Department of Pediatrics, Stanford University, Palo Alto, California 94304, USA.
Pharmacotherapy. 2013 Jul;33(7):718-26. doi: 10.1002/phar.1263. Epub 2013 Apr 1.
To evaluate the pharmacokinetics of gentamicin in neonates with hypoxic ischemic encephalopathy (HIE) receiving hypothermia and to identify an empiric gentamicin dosing strategy in this population that optimizes achievement of target peak and trough concentrations.
Population pharmacokinetic study using retrospective medical record data.

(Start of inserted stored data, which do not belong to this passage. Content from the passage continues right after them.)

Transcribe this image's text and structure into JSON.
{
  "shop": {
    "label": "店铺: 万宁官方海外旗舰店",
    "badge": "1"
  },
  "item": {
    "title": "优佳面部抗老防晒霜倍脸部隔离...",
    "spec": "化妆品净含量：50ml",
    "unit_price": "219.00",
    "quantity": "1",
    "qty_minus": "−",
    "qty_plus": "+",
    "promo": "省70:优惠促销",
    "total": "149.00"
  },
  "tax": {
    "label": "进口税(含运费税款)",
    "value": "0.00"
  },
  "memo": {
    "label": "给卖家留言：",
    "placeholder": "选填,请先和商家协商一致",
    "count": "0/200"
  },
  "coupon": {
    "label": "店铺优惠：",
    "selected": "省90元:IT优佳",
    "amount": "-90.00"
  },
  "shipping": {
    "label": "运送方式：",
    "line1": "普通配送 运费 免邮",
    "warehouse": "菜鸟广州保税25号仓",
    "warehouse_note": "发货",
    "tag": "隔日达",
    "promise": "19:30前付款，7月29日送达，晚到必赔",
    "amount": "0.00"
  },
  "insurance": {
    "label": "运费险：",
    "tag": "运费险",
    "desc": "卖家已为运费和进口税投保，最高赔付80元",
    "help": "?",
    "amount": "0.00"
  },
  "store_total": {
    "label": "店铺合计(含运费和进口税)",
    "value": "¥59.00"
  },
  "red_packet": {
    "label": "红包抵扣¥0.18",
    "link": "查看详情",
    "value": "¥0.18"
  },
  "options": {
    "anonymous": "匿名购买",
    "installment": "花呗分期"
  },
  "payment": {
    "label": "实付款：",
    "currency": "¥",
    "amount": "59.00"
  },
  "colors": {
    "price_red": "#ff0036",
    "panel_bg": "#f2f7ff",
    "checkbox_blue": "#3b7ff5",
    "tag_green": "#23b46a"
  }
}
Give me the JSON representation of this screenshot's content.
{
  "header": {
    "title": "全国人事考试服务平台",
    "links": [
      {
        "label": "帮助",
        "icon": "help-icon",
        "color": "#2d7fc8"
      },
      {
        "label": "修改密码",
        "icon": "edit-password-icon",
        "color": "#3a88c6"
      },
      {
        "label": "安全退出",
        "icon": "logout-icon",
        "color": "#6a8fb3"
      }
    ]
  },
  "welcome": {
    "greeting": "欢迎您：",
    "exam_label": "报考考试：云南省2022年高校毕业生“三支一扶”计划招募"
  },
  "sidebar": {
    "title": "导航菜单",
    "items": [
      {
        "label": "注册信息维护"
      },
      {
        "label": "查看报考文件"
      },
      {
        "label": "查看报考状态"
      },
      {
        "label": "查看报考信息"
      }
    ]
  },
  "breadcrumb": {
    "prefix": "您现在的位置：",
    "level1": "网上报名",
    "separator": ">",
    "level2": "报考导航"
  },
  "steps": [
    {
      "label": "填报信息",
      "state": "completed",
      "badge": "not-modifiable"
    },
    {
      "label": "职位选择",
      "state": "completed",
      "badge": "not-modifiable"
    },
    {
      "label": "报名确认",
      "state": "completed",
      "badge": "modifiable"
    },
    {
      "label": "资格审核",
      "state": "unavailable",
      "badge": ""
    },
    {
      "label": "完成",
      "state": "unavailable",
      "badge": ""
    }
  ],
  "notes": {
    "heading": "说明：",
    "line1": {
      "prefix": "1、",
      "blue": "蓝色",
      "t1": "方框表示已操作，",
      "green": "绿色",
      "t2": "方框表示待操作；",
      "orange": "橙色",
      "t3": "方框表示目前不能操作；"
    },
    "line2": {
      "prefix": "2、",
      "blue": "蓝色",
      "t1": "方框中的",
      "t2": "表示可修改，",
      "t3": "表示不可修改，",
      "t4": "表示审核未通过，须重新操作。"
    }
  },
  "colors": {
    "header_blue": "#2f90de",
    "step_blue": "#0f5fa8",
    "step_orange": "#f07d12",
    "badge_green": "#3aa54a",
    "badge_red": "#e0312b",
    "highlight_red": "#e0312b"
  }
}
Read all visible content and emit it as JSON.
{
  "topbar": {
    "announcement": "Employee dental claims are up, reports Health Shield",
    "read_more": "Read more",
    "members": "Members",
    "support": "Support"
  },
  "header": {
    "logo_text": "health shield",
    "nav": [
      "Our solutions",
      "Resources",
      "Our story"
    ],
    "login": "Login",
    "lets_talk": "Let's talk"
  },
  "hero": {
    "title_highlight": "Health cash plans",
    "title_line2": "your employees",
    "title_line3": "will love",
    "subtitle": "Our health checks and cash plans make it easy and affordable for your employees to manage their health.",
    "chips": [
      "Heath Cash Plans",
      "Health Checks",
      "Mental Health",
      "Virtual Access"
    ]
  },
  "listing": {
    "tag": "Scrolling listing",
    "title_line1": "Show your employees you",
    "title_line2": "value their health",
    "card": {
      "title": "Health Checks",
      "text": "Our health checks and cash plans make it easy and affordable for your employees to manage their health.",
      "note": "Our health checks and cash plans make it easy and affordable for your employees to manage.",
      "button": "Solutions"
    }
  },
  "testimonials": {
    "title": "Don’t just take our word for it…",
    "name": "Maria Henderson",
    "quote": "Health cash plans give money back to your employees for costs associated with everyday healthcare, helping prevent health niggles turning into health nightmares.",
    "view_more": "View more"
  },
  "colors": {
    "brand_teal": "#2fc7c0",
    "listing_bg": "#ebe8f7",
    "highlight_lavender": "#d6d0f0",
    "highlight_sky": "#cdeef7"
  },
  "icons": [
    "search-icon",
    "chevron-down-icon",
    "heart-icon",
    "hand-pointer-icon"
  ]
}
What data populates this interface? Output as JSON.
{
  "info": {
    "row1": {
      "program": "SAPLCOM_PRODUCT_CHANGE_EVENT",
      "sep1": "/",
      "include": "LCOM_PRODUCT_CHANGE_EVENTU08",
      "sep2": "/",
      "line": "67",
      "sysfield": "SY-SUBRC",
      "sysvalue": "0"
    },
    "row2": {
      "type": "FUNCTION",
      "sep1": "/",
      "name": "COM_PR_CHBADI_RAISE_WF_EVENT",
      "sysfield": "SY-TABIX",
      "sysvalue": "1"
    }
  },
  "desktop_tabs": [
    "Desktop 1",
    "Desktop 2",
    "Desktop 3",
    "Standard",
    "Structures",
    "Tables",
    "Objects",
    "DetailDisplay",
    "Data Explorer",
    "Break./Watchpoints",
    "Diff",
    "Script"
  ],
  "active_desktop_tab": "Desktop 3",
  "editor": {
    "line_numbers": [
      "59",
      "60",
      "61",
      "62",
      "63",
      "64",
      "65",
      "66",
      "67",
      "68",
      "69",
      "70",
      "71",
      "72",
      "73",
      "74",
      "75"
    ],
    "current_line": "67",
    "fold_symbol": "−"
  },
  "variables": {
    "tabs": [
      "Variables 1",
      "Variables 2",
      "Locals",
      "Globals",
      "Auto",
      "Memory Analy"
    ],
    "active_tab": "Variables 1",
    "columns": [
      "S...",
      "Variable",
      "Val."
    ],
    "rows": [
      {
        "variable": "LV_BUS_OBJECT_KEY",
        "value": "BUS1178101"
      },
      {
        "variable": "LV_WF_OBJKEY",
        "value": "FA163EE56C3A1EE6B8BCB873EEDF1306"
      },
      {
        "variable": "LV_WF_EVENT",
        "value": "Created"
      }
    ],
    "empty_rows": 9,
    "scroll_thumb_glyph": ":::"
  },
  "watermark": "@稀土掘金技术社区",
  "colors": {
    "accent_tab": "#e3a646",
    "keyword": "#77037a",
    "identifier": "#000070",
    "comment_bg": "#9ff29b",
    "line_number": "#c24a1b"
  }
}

Tertiary neonatal intensive care unit.
A total of 29 full-term neonates diagnosed with HIE treated with hypothermia who received gentamicin and underwent therapeutic drug monitoring
Patient demographics and gentamicin concentration data were retrospectively collected over a 2-year period. A population-based pharmacokinetic model was developed using nonlinear mixed-effects modeling (NONMEM). Using the developed model, Monte Carlo simulations were performed to evaluate the probability of achieving target peak (> 6 mg/L) and trough (< 2 mg/L) gentamicin concentrations for various potential dosing regimens. A one-compartment model best described the available gentamicin concentration data. Birthweight and serum creatinine significantly influenced gentamicin clearance. For the typical study neonate (birthweight 3.3 kg, serum creatinine 0.9 mg/dl), clearance was 0.034 L/hour/kg and volume was 0.52 L/kg. At a 24-hour dosing interval, Monte Carlo simulations predicted target gentamicin peak and trough concentrations could not be reliably achieved at any dose. At a 36-hour dosing interval, a dose of 4-5 mg/kg is predicted to achieve target gentamicin peak and trough concentrations in more than 90% of neonates.
Gentamicin clearance is decreased in neonates with HIE treated with hypothermia compared with previous reports in nonasphyxiated normothermic full-term neonates. A prolonged 36-hour dosing interval will be needed to achieve target gentamicin trough concentrations in this population. Further prospective evaluation of this dosing recommendation is needed.
评估接受低温治疗的患有缺氧缺血性脑病(HIE)的新生儿体内庆大霉素的药代动力学,并确定在该人群中优化实现目标峰和谷浓度的经验性庆大霉素给药策略。
使用回顾性病历数据进行群体药代动力学研究。
三级新生儿重症监护病房。
共 29 例足月诊断为 HIE 并接受低温治疗的新生儿,接受庆大霉素治疗并进行治疗药物监测。
在 2 年期间回顾性收集患者人口统计学数据和庆大霉素浓度数据。使用非线性混合效应模型(NONMEM)开发基于人群的药代动力学模型。使用开发的模型进行蒙特卡罗模拟,以评估各种潜在给药方案实现目标峰(>6mg/L)和谷(<2mg/L)庆大霉素浓度的概率。一个单室模型最好地描述了可用的庆大霉素浓度数据。出生体重和血清肌酐显著影响庆大霉素清除率。对于典型的研究新生儿(出生体重 3.3kg,血清肌酐 0.9mg/dl),清除率为 0.034L/h/kg,体积为 0.52L/kg。在 24 小时给药间隔,蒙特卡罗模拟预测任何剂量都不能可靠地达到目标庆大霉素峰和谷浓度。在 36 小时给药间隔,预测剂量为 4-5mg/kg 可使超过 90%的新生儿达到目标庆大霉素峰和谷浓度。
与非窒息性正常体温足月新生儿的先前报告相比,接受低温治疗的患有 HIE 的新生儿的庆大霉素清除率降低。需要延长 36 小时的给药间隔才能在该人群中达到目标庆大霉素谷浓度。需要进一步前瞻性评估这种给药建议。